Roll back immediately using your backup, then restart. Confirm the unit is active before proceeding with logging validation.

logger message does not appear in /var/log/messages

Confirm rsyslog is active and check whether the host is configured to write facility/priority to /var/log/messages. Use journalctl -n to confirm the event exists in the journal even if it is not being forwarded.

Cleanup checklist

This lab is safe by default.
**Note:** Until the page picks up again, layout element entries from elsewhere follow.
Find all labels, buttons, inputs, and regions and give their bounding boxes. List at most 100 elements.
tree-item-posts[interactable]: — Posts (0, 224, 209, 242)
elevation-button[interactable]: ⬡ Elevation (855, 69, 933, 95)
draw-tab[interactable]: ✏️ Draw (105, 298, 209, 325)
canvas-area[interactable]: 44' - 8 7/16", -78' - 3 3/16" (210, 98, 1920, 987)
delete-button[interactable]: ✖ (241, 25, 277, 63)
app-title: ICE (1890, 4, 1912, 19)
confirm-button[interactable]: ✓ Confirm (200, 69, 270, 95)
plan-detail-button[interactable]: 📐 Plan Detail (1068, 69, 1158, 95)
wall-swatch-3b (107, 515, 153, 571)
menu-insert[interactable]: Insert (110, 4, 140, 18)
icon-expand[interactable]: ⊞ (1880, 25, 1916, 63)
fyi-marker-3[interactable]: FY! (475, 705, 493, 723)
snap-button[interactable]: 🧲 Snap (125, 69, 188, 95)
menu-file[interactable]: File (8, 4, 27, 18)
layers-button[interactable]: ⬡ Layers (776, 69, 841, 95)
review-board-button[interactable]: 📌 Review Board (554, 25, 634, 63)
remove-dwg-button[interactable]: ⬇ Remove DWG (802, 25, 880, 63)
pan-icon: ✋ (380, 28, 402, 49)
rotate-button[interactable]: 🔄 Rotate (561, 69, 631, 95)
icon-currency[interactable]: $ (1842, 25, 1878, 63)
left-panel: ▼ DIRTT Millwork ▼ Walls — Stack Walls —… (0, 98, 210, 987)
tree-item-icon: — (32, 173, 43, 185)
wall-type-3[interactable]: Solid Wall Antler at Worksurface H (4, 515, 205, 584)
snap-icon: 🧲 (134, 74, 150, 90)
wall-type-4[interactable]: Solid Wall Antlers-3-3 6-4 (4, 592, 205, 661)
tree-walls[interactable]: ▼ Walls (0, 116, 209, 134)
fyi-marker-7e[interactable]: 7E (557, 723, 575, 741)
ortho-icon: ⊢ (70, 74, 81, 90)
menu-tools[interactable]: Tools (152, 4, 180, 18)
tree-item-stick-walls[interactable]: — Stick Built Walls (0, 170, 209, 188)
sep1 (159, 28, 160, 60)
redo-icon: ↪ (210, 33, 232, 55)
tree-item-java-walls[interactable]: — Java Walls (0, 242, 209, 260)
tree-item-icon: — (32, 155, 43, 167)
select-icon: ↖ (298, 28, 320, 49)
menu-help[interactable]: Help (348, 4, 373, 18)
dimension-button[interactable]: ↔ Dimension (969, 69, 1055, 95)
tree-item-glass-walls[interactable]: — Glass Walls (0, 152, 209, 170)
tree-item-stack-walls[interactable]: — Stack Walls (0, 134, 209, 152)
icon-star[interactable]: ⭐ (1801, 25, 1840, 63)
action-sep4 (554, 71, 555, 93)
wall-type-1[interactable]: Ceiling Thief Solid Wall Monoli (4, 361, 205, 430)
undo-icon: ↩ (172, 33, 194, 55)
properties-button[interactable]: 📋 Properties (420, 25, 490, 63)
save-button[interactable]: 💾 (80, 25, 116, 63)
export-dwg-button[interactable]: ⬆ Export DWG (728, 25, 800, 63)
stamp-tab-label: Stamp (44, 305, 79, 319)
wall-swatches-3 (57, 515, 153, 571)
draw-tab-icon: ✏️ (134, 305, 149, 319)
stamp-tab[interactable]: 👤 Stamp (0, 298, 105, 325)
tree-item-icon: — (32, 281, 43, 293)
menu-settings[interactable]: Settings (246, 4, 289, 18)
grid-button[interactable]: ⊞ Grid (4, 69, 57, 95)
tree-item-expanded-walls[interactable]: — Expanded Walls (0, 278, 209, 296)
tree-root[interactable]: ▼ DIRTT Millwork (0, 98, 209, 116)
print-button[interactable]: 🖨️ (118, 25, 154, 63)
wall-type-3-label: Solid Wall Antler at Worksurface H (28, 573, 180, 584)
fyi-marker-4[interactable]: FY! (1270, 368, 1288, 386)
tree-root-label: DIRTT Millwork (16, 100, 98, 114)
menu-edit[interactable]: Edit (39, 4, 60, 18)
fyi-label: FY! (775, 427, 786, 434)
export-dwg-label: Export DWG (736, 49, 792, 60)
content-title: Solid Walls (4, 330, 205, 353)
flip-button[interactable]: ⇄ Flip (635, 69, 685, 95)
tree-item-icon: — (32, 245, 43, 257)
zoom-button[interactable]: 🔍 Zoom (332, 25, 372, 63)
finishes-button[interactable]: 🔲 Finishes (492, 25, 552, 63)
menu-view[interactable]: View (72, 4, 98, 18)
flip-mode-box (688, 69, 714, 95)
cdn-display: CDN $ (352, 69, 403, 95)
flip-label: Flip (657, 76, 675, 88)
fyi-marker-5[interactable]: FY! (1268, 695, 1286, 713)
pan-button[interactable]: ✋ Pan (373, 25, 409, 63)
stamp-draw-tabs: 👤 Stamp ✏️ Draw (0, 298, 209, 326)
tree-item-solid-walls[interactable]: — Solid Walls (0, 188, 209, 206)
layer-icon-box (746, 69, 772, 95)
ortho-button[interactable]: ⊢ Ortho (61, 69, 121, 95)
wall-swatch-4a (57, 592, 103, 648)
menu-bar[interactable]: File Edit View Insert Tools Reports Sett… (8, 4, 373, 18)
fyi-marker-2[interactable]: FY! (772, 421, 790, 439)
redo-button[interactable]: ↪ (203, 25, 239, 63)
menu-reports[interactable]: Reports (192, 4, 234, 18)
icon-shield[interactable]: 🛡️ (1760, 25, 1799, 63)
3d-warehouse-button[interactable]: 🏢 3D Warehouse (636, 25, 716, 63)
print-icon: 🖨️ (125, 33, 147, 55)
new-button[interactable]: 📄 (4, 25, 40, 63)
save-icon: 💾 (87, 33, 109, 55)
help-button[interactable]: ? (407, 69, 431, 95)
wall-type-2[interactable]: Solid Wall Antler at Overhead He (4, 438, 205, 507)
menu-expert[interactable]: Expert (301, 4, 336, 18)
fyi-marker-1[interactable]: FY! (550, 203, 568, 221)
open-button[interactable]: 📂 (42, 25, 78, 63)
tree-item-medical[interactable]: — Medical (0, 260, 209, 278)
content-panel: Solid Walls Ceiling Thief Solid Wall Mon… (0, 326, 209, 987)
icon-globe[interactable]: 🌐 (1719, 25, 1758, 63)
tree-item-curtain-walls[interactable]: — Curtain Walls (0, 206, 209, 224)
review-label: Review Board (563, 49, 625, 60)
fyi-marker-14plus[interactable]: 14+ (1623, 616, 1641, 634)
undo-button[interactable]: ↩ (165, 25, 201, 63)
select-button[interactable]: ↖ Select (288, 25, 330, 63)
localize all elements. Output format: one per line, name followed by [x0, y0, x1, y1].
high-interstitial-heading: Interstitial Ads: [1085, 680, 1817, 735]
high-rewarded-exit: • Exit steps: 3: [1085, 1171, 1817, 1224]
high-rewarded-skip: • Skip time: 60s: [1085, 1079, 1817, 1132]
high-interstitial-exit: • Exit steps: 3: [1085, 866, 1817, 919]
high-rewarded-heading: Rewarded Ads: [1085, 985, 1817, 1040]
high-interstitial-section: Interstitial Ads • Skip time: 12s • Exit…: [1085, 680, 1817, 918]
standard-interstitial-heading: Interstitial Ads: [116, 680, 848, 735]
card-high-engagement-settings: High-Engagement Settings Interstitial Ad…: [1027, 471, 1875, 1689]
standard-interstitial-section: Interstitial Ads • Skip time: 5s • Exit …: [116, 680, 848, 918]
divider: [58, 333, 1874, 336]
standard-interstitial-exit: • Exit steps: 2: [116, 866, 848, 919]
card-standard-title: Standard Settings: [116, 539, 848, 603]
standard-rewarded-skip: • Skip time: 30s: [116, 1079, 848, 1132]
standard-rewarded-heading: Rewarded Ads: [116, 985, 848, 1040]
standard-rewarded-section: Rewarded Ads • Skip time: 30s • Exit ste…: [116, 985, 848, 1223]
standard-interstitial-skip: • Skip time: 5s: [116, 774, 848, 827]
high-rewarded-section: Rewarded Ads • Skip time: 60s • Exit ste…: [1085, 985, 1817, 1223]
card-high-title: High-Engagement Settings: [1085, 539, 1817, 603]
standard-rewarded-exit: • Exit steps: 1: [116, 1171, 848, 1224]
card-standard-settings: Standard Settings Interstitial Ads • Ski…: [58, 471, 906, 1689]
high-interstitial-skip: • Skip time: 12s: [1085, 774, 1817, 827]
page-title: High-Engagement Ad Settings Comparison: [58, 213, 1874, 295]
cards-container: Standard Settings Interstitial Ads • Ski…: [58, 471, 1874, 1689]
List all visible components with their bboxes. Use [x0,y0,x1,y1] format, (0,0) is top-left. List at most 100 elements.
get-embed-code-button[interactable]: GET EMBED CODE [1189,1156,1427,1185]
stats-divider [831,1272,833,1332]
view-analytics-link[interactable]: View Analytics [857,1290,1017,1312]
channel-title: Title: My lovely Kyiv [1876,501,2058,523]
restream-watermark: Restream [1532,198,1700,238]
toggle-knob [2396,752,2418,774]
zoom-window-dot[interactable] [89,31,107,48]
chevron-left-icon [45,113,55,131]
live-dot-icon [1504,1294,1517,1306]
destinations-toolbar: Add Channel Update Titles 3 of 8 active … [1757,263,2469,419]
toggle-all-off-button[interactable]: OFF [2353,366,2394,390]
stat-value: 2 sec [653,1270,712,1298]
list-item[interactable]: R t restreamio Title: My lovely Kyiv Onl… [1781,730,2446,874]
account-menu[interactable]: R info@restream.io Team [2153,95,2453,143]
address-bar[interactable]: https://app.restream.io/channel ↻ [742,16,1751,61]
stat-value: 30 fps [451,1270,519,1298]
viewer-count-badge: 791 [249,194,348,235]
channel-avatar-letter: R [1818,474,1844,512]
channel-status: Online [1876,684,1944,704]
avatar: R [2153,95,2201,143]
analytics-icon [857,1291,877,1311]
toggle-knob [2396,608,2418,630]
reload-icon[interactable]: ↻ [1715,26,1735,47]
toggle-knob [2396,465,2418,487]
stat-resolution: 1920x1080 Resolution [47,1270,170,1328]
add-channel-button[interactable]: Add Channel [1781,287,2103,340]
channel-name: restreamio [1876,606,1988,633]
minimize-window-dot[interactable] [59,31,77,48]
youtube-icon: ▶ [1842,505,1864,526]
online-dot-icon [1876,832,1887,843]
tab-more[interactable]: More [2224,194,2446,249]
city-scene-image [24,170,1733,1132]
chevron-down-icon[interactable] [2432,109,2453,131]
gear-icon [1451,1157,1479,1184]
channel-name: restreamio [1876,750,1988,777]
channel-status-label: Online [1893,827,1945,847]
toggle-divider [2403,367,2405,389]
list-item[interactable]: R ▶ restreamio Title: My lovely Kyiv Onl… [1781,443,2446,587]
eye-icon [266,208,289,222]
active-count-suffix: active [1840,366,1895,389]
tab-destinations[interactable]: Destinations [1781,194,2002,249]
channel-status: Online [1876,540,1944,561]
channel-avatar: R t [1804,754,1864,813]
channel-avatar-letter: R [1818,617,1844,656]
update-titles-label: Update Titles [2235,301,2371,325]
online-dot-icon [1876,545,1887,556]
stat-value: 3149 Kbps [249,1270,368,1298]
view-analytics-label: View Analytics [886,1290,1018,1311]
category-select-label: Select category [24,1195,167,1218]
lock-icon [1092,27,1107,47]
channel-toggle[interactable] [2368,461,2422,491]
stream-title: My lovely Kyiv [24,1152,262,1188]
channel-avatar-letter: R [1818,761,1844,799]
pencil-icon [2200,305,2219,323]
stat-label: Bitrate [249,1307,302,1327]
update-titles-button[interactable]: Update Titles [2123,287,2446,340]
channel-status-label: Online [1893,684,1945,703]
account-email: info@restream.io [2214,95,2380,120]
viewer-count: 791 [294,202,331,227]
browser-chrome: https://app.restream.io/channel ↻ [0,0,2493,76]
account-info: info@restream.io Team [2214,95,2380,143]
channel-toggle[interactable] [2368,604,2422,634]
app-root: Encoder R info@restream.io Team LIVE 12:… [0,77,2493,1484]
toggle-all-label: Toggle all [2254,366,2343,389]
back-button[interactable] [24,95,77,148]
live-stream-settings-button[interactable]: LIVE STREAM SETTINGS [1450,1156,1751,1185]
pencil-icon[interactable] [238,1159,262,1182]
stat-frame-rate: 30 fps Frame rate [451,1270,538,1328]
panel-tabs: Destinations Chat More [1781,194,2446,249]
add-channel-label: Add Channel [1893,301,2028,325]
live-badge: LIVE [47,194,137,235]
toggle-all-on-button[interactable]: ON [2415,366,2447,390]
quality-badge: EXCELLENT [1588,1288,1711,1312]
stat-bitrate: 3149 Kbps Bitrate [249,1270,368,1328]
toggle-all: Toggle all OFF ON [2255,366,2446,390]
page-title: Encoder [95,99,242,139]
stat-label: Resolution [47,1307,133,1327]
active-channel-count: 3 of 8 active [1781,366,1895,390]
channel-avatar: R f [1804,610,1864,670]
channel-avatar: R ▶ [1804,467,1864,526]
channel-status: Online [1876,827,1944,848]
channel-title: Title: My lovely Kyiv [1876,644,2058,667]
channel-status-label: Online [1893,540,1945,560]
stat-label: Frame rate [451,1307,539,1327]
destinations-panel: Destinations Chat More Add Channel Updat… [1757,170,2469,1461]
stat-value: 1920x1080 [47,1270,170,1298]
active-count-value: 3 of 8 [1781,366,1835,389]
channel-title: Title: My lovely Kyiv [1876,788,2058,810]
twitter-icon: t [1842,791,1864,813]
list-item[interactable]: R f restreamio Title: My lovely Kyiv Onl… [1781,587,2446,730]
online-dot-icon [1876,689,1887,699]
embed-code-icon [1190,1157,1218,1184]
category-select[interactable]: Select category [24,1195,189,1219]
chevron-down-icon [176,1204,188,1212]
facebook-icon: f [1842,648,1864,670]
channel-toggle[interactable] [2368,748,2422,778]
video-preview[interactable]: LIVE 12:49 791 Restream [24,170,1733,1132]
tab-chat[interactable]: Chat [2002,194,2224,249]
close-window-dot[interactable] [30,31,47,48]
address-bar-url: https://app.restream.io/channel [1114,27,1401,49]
If you edited /etc/chrony.conf, keep the backup and confirm chrony remains stable and synchronized after the restart.

Commands
systemctl is-active chronyd
chronyc sources -v
journalctl -u chronyd -n 10 --no-pager
systemctl is-active rsyslog
Success signal

chronyd is active, a ^* source is selected, and new syslog events can be verified in the expected destination.

Reference

  • timedatectl status : View time zone, sync state, and NTP service state.
  • systemctl status <unit> --no-pager : Inspect service status and recent unit output.
    • chronyd: NTP client/server service.
    • rsyslog: Syslog daemon that writes logs to disk.
    • --no-pager: Prints output without paging.
  • systemctl is-active <unit> : Return a single-word unit state for scripting and fast checks.
  • chronyc sources -v : Show chrony sources and selection state.
    • ^*: Selected source (active sync target).
    • Reach: Reachability register; low reach indicates connectivity issues.
  • cp -a <src> <dst> : Copy files while preserving attributes.
    • -a: Archive mode (preserves permissions, timestamps, and context where applicable).
    • /etc/chrony.conf: Chrony configuration file.
  • tee -a <file> : Append stdin to a file and echo to stdout.
    • -a: Append instead of overwrite.
    • |: Pipes output from the left command into the right command.
  • journalctl --disk-usage : Report journald disk usage.
  • journalctl -u <unit> -n <N> --no-pager : View recent unit logs from the journal.
    • -u: Filter by unit.
    • -n <N>: Limit to the last N entries.
    • --no-pager: Prints output without paging.
  • logger -p <facility>.<priority> <message> : Generate a syslog event for pipeline testing.
    • -p: Set facility and priority (example: user.notice).
  • tail -n <N> <file> : View the last N lines of a file.
    • -n <N>: Number of lines to show.
    • /var/log/messages: Common rsyslog destination on RHEL-like systems.